GORE IN THE STORE
Film, DVD, Blu-Ray & Streaming Reviews - By Fans For Fans
THE PRICE WE PAY ***
Directed by Ryuhei Kitamura.
Starring Stephen Dorff, Emile Hirsch, Jesse Kinser, Gigi Zumbado, Vernon Wells, Tyler Sanders, Erika Ervin.
USA 2022 85 mins Certificate: 18
Released on Digital by 101 Films on October 16th, 2023.
Since his eye-catching feature debut with the inventive VERSUS back in 2000, filmmaker Ryuhei Kitamura has excelled in his native Japan with (among others) GODZILLA: FINAL WARS and in America with splashy, imaginative Clive Barker adaptation THE MIDNIGHT MEAT TRAIN- still officially the best film role for Vinnie Jones. He’s adept at energising potentially routine B-movies like NO ONE LIVES and DOWNRANGE with stylish bursts of ultra-violence, hyperkinetic camera manoeuvres and intense pacing. Here, an unremarkable script by British screenwriter Christopher Jolley (SCARE ATTRACTION, REMEMBER ME) gets the brisk, brutal, unpretentious Kitamura treatment.
It follows a familiar path of misdirection, starting out as a heist-gone-wrong thriller (a la FROM DUSK TILL DAWN) before winding up as a wilfully outrageous gore fest. At the outset, a sex worker is abandoned by her trick in some remote location and encounters an ominous, tranquiliser dart-wielding stranger in a suitably grungy rest room. The action shifts to earlier that same day, as the paths of attractive but desperate Gigi Zumbado and a trio of sleazebag small-time criminals cross at the pawn shop where she has dropped by in a last-ditch effort to raise some needed cash. Their intended robbery is badly bungled, leaving them wounded and hastily taking her hostage before hot-footing it to a seemingly abandoned farmhouse.

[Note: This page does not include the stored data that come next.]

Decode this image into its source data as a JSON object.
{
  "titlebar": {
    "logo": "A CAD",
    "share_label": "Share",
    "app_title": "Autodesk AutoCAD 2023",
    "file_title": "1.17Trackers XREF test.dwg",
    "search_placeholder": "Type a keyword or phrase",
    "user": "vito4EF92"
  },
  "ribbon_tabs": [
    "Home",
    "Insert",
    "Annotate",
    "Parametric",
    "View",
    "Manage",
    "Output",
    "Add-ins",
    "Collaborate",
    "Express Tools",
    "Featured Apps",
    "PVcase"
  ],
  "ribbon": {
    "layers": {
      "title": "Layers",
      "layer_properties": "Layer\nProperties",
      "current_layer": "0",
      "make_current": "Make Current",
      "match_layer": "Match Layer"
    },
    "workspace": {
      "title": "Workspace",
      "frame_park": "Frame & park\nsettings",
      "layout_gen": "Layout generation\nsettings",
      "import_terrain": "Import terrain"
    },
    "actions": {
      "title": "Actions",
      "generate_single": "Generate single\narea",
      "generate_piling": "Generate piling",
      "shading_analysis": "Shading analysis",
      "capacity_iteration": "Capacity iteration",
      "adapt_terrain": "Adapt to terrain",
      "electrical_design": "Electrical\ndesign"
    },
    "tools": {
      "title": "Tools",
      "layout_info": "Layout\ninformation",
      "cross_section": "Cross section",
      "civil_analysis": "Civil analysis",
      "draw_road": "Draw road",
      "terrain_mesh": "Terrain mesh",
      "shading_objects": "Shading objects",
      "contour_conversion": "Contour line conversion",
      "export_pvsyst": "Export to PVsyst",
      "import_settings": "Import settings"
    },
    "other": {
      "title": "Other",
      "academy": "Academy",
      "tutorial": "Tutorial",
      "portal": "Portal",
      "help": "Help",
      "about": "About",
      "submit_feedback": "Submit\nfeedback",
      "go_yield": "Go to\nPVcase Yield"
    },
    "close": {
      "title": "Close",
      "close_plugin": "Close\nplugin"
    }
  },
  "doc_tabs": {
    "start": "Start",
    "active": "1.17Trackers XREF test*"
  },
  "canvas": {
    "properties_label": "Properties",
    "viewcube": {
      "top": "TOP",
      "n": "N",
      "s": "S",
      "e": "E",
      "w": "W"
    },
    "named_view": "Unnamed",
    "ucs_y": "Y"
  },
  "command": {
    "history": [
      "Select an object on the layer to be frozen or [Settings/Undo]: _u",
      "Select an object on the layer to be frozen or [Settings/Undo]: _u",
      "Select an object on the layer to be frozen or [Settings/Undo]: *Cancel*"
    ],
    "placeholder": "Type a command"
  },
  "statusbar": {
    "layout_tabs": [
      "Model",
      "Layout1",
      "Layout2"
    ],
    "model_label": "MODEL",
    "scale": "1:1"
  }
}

Unlike Kitamura’s earlier U.S. splatter flicks, there’s a lack of people to root for here: the script gives Zumbado short shrift, and the nearest we have to a sympathetic character is helpful young farmhand Danny, portrayed by Tyler Sanders, who died at just 18 prior to this film’s 2022 Frightfest premiere. Emile Hirsch brings an entertaining sense of barely contained mania to Alex, but Jesse Kinser and a not-really-trying Stephen Dorff (who similarly sleepwalked through 2017’s LEATHERFACE) barely register as his partners in crime.
Fortunately, Kitamura keeps it moving and benefits from the sleek, inventive cinematography of Matthias Schubert, who shot DOWNRANGE. The director relishes grisly detail again, with early lingering cringe-inducers involving bullet removals and wound cauterising before the plot goes into overdrive in the final half-hour. It latterly transitions into a combination of WRONG TURN (complete with an imposing gimp played by Erika Ervin) and an old 1940s Lionel Atwill mad scientist picture. Vernon Wells, whose 200+ TV and film credits include his endless quotable portrayal of Bennett in COMMANDO and recently seen in a key role in Michael Hurst’s excellent TRANSMISSION, proves to be the man of the match as “The Doctor”. Wells relishes his character’s climactic exposition-filled monologues at the point where things have gone enjoyably over the line.
It’s a breezy genre mishmash, paying off with a barrage of surgical gore, a spectacular fire extinguisher beheading and a genuine show stopper involving barbed wire. Though not nearly as suspenseful as NO ONE LIVES or engaging as Kitamura’s home grown work, it’s a slick and grisly Friday night rental.